Differentiating subtypes of lymphoma
In mantle cell lymphoma and other lymphomas, another evolutionary advance in the past several years is evident in the ability to divide what was historically thought to be one disease into a multiplicity of diseases through the use of gene expression array and other sophisticated technologies. For example, with diffuse large B-cell lymphoma (DLBCL), based on gene expression profiling, oncologists can identify subtypes based on cell of origin: germinal center or postgerminal center. Patients with postgerminal center DLBCL tend to have an inferior prognosis compared with patients with the germinal center DLBCL.

With DLBCL, as with mantle cell lymphoma, it has become evident that the most important prognostic factor may be the proliferation rate. Mantle cell lymphoma that is growing very rapidly and very aggressively, with a Ki-67 index of more than 30% or 40%, represents highly aggressive disease that needs to be treated in a very aggressive fashion, O’Connor said. Furthermore, subtypes of mantle cell lymphoma have been identified where the proliferation rate is very, very low. These are more like the indolent lymphomas, follicular and small lymphocytic lymphoma, and patients with these lymphomas actually have a very favorable long-term prognosis.

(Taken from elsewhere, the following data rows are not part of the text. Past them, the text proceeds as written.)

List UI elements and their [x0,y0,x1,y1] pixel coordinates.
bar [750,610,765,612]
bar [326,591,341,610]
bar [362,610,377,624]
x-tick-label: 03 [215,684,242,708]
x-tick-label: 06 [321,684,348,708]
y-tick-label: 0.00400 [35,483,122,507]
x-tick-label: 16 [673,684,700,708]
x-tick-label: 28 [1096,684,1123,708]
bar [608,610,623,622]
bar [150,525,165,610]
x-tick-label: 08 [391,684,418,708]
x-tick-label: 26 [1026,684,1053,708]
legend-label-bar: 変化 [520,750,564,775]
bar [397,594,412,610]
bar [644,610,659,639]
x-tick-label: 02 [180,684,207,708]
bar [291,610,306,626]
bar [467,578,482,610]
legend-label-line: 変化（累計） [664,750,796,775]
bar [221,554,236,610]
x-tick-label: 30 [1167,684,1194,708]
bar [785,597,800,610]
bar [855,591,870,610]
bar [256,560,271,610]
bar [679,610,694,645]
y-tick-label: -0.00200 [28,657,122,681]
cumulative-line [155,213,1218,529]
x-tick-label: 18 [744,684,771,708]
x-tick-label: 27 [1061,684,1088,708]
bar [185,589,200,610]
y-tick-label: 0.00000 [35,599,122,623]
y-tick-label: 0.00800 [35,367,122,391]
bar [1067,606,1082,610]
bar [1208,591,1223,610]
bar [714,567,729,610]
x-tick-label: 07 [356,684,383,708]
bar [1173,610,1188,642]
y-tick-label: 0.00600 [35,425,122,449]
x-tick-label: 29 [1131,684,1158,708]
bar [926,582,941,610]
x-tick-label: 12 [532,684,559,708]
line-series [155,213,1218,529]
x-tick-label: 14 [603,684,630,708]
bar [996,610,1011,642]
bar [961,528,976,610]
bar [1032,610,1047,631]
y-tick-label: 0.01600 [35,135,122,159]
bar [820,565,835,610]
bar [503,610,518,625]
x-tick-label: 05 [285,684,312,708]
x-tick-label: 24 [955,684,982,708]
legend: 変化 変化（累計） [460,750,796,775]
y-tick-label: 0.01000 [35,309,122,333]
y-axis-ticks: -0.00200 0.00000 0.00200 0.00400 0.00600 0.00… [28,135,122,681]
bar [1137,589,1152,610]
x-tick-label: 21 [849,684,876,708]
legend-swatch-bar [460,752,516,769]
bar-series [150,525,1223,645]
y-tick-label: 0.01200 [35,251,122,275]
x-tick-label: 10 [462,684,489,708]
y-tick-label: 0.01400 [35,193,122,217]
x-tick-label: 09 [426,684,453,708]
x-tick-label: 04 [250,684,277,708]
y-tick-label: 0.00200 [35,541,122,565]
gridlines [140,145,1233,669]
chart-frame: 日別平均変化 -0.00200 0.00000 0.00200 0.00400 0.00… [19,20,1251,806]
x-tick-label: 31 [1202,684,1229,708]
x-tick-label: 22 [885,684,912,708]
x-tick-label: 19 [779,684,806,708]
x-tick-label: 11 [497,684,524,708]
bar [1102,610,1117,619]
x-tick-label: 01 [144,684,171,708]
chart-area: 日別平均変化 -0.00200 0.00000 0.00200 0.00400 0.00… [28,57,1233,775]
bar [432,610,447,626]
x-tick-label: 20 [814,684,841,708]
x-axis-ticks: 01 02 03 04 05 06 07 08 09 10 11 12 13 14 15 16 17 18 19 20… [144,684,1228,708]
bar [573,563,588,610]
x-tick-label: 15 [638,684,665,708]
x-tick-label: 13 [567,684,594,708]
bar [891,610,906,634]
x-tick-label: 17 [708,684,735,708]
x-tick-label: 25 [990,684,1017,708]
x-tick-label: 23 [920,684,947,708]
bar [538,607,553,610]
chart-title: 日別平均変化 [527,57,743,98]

Personalized treatment a possibility
This ability to fractionate disease subtypes based on underlying molecular pathogenesis opens the door for personalizing treatment opportunities. “So the idea that we can now begin to tailor therapies, that we can personalize the treatment for some of the underlying biologies, is becoming a reality,” O’Connor said. He continued, “You might imagine that in the future, we will treat patients who have aggressive mantle cell lymphoma with very aggressive induction chemotherapy regimens followed by transplant, versus those patients with more favorable prognostic disease that can be ‘watched and waited’ or given single- agent rituximab.”

Shift in treatment goals
At the same time that progress in treatment efficacy has been occurring, a change with respect to general attitudes about side effects has led to a shift in treatment goals. The operant question, O’Connor said, has become, “Are we treating that patient with curative intent or as someone with a chronic disease? I think we’re getting much more sophisticated and less addicted to the idea that everybody needs to be cured.” Follicular lymphoma, he continued, is a great example, because it is a disease of people who are older than 60 years. With simple, well-tolerated therapies like rituximab, patients can be kept alive for 15 to 20 years or more, and will likely die of something other than the cancer. If the treatment goal is to cure the patient, for example, someone with Hodgkin lymphoma or with DLBCL, then asking them to tolerate a little bit more toxicity and risk for the bigger gain is justified. But with indolent disease, excessive treatment or overuse of chemotherapy will, with time, only make the lymphoma more drug resistant and the natural host cells more sensitive to future therapy. “There, I believe, we are getting a lot wiser and smarter about titrating therapies for the aggressiveness of the disease. We’re really trying to manage the patients as if they have a chronic disease, much the way cardiologists manage heart disease or an endocrinologist manages diabetes. The idea is that we don’t need to cure everybody, and, in many cases, we now have the pharmacologic tools to manage them.”